Sujeito Alice Lingstrom. Data de Nascimento: 10 de Junho de 2040. Primeira e única filha de Jan Lingstrom e Brenda Wojinski, divorciados. Morada, 486 West Eight Street, Apartamento 48, Nova Iorque. Irmão, James Lingstrom. Data de nascimento: 22 de Março de 2042. Educação, 12º ano completo, melhor da turma. Dois semestres de faculdade: Harvard. Major em antropologia. Minor em mitologia. Terceiro semestre adiado. Trabalha actualmente como empregada de balcão na Spirit Quest, 228 West Tenth Street, Nova Iorque. Estado civil, solteira.

    Eve passou a língua pelos dentes. — Registo criminal?

Sem registo criminal.

    — Parece bastante normal — murmurou Eve. — Dados sobre a Spirit Quest.

    Spirit Quest. Loja wicca e centro de consulta propriedade de Isis Paige e Charles Forte. Há três anos na morada da Tenth Street. Rendimento bruto anual de 125 000 dólares. Sacerdotisa acreditada, ervanária e hipnoterapeuta registado disponíveis no local.

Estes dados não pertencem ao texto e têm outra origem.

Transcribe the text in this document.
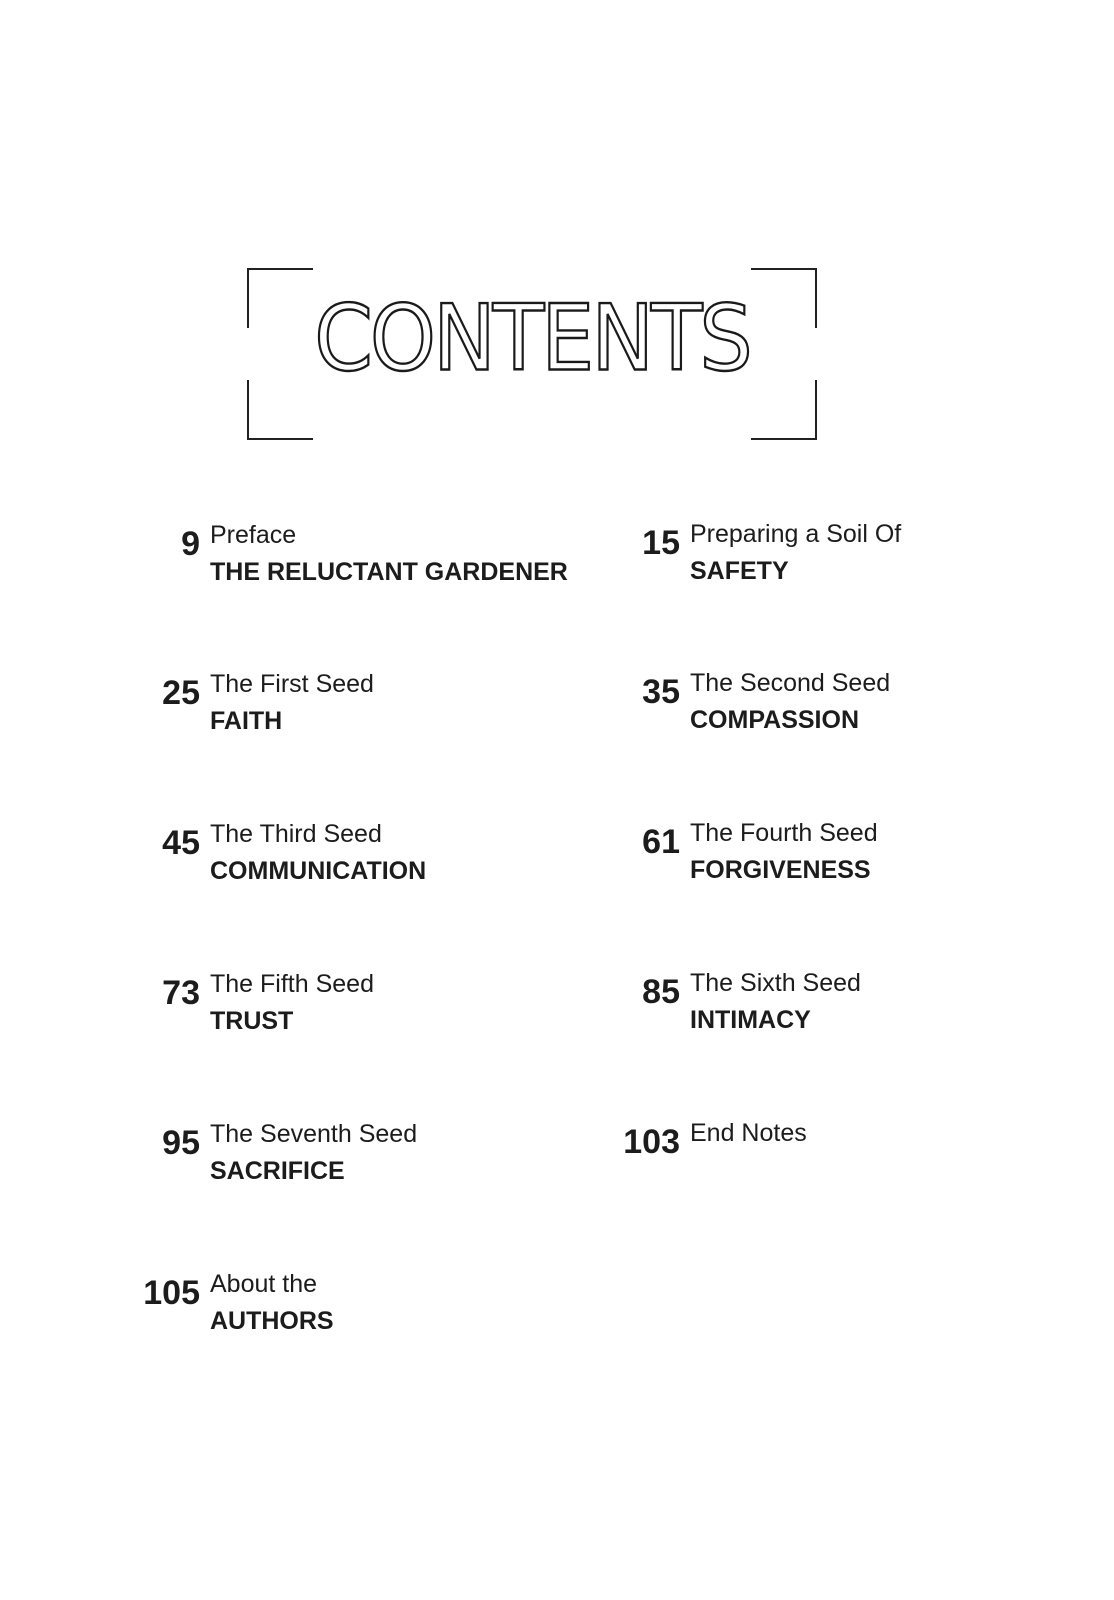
CONTENTS
9 Preface
THE RELUCTANT GARDENER
15 Preparing a Soil Of
SAFETY
25 The First Seed
FAITH
35 The Second Seed
COMPASSION
45 The Third Seed
COMMUNICATION
61 The Fourth Seed
FORGIVENESS
73 The Fifth Seed
TRUST
85 The Sixth Seed
INTIMACY
95 The Seventh Seed
SACRIFICE
103 End Notes
105 About the
AUTHORS
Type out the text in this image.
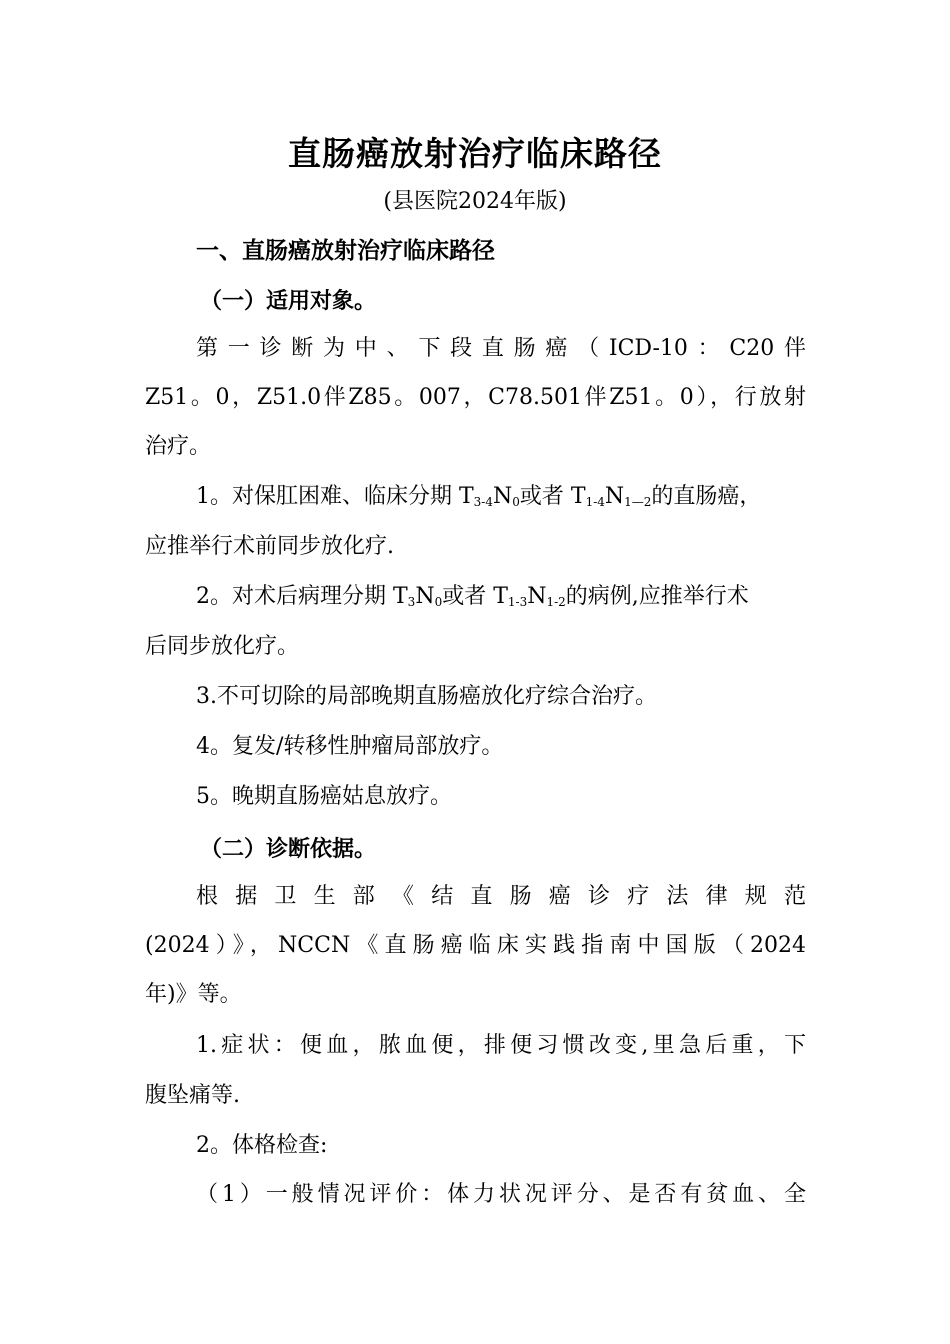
直肠癌放射治疗临床路径
(县医院2024年版)
一、直肠癌放射治疗临床路径
（一）适用对象。
第一诊断为中、下段直肠癌（ICD-10：C20伴
Z51。0，Z51.0伴Z85。007，C78.501伴Z51。0），行放射
治疗。
1。对保肛困难、临床分期 $T_{3-4}N_0$或者 $T_{1-4}N_{1—2}$的直肠癌，
应推举行术前同步放化疗.
2。对术后病理分期 $T_3N_0$或者 $T_{1-3}N_{1-2}$的病例,应推举行术
后同步放化疗。
3.不可切除的局部晚期直肠癌放化疗综合治疗。
4。复发/转移性肿瘤局部放疗。
5。晚期直肠癌姑息放疗。
（二）诊断依据。
根据卫生部《结直肠癌诊疗法律规范
(2024）》，NCCN《直肠癌临床实践指南中国版（2024
年)》等。
1.症状：便血，脓血便，排便习惯改变,里急后重，下
腹坠痛等.
2。体格检查:
（1）一般情况评价：体力状况评分、是否有贫血、全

    — Wicca? — Eve reclinou-se fungando de desdém. — Bruxaria? Minha nossa. Que tipo de vigarice é esta?

Wicca, reconhecida como religião e arte, é uma fé antiga e baseada na natureza que…

    — Pára. — Eve exalou um suspiro. Não procurava uma definição de bruxaria, mas uma explicação para o facto de um polícia duro como uma pedra acabar com uma neta que acreditava em lançar feitiços e cristais mágicos.

    E o motivo para essa neta querer uma reunião secreta.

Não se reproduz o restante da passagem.